As I was saying last time, I have something of a hard time relating to God as Lover.
It seems to be the one aspect of Who God is that our modern Christian culture has become most fixed on, and I’m just not feeling it.
If what I’m hearing on Christian radio is anything to go by, it seems that the overwhelming majority of contemporary worship ties into this Divine Lover thing. From “and heaven meets earth like a sloppy wet kiss” (which is so embarrassing to sing that they rewrote it as the barely better “like an unrestrained kiss”) to “Jesus I am so in love with You” to that dreadful “More like falling in love” that I recently felt compelled to deconstruct.
Apparently, though, it’s striking a chord with people, or it wouldn’t be so prevalent. Yet at best it leaves me a little cold.
My personal attachment to the ideals of knighthood can’t be the entire reason why I find it so problematic, surely? There are enough tales of chivalrous romance and courtly love that I have difficulty seeing that as the sole reason. Almost certainly it plays in, but I severely doubt it’s the whole explanation. What, then?
My troubled history with romance can’t be it, either. I know plenty of people who have love lives far more tempestuous than mine ever was who really seem to get into the imagery of God as Lover. And here am I in the sphere of Mars, struggling with the imagery of a Venusian God.
Intellectually I can acknowledge that the Bible does talk about God using the images of Bridegroom, Husband and Lover, but I don’t feel very comfortable with that imagery on a personal and emotional level. It feels… unnatural. Nearly blasphemous, sometimes. The relationship of Lover and Beloved is one of equals, something which our relationship with God is definitely not. Painting God so exclusively as Lover seems like trying to bring Him down to our level, or raising ourselves up to His. And the near-sexual imagery is just weird. Sloppy wet kisses and falling in love, breathy bedroom-voiced worship leaders and “passionate” lyrics. Ugh.

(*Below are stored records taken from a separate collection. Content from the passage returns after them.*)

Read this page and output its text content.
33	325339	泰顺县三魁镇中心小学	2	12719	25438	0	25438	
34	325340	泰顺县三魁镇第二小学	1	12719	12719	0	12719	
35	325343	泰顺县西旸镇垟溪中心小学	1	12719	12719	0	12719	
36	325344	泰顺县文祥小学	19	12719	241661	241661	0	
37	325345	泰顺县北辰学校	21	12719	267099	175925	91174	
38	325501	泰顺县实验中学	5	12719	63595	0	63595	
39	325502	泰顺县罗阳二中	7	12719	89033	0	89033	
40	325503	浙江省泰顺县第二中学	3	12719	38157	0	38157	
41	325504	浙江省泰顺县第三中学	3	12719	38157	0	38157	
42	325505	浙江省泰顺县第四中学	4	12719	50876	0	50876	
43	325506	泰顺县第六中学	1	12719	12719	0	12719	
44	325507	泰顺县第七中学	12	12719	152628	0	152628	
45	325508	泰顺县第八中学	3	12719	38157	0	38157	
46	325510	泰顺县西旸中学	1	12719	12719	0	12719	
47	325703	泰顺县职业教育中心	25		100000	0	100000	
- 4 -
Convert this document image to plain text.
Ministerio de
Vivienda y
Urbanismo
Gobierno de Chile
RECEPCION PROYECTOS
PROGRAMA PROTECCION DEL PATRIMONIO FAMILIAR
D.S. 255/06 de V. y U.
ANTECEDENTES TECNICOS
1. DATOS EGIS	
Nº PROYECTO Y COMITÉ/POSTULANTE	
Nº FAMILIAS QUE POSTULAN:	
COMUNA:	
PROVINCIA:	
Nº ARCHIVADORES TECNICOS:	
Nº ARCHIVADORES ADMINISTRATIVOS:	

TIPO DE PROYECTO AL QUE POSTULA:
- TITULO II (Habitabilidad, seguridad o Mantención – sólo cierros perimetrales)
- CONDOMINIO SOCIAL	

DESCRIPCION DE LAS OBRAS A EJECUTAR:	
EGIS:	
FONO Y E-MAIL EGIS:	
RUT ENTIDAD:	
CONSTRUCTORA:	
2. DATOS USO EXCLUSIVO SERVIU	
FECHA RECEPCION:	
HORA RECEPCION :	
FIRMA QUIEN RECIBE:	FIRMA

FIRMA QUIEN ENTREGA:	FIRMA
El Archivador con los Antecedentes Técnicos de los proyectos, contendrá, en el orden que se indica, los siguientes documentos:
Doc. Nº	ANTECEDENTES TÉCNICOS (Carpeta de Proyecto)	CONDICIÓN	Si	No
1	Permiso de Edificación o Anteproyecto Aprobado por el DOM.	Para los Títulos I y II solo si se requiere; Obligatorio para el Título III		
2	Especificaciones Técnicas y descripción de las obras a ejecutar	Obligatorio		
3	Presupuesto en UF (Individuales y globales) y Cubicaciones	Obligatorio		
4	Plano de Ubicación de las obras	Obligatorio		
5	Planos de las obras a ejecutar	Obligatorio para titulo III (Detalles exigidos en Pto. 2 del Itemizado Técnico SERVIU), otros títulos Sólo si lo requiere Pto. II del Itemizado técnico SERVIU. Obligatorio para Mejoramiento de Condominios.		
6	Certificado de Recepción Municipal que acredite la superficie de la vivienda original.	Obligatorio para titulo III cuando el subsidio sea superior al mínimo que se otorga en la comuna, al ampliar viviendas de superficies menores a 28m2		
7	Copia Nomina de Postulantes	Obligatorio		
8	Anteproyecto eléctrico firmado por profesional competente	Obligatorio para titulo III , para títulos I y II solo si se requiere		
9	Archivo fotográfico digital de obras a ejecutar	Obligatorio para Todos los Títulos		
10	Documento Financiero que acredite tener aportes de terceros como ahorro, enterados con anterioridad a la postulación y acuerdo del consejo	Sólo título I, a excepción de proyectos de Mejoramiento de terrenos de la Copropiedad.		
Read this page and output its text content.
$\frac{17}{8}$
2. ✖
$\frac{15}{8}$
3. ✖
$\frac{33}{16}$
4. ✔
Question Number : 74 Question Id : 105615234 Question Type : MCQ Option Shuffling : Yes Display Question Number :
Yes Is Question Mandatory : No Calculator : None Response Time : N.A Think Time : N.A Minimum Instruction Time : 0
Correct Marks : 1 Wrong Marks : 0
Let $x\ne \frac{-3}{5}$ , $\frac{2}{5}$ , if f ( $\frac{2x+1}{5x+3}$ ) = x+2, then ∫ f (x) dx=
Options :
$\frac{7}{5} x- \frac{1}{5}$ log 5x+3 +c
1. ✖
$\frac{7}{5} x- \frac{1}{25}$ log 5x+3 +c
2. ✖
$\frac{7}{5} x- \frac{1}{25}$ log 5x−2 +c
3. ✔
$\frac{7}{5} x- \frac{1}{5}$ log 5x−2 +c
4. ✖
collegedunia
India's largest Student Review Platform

Like the images of Judge, Mighty Warrior, Prophet, Priest and King, it’s an imperfect metaphor. I understand this intellectually. And yet I have far less problem with the conceptual non sequiturs involved in these other Scriptural portrayals of God than I do with the whole Lover thing.
Am I just an emotional midget? Shrunken, stunted, unable to truly give or receive love?
You can ask my wife, but I don’t think so. I just don’t find the romantic imagery very helpful, or even all that Scriptural sometimes.
It’s not that I have a problem with Scriptural emphasis on the love of God, either; just our modern romantic imagery for it. The Song of Songs is in the Bible, but it’s not the whole thing.
Maybe it’s just that it’s become so prevalent. I do have a bloodyminded tendency to swing away from any extreme position I encounter in a desperate search for balance. It was reading Richard Dawkins that turned me off of evolution, after all. But I’ve had this same problem for the last 12 years.
I returned from Central Asia, where the dominant theme of the new Church’s worship was “Jesus is risen; He’s alive; He’s beaten the power of the enemy” just in time for Matt Redman’s Intimacy to be released.
I wasn’t feeling it then and apparently I’m still out of step with the rest of the English-speaking church. But I just do not get this whole focus on intimacy and silly romance lyrics for what ought to be worship. From the sphere of Mars, our modern Venusian image of God is more than a little uncomfortable.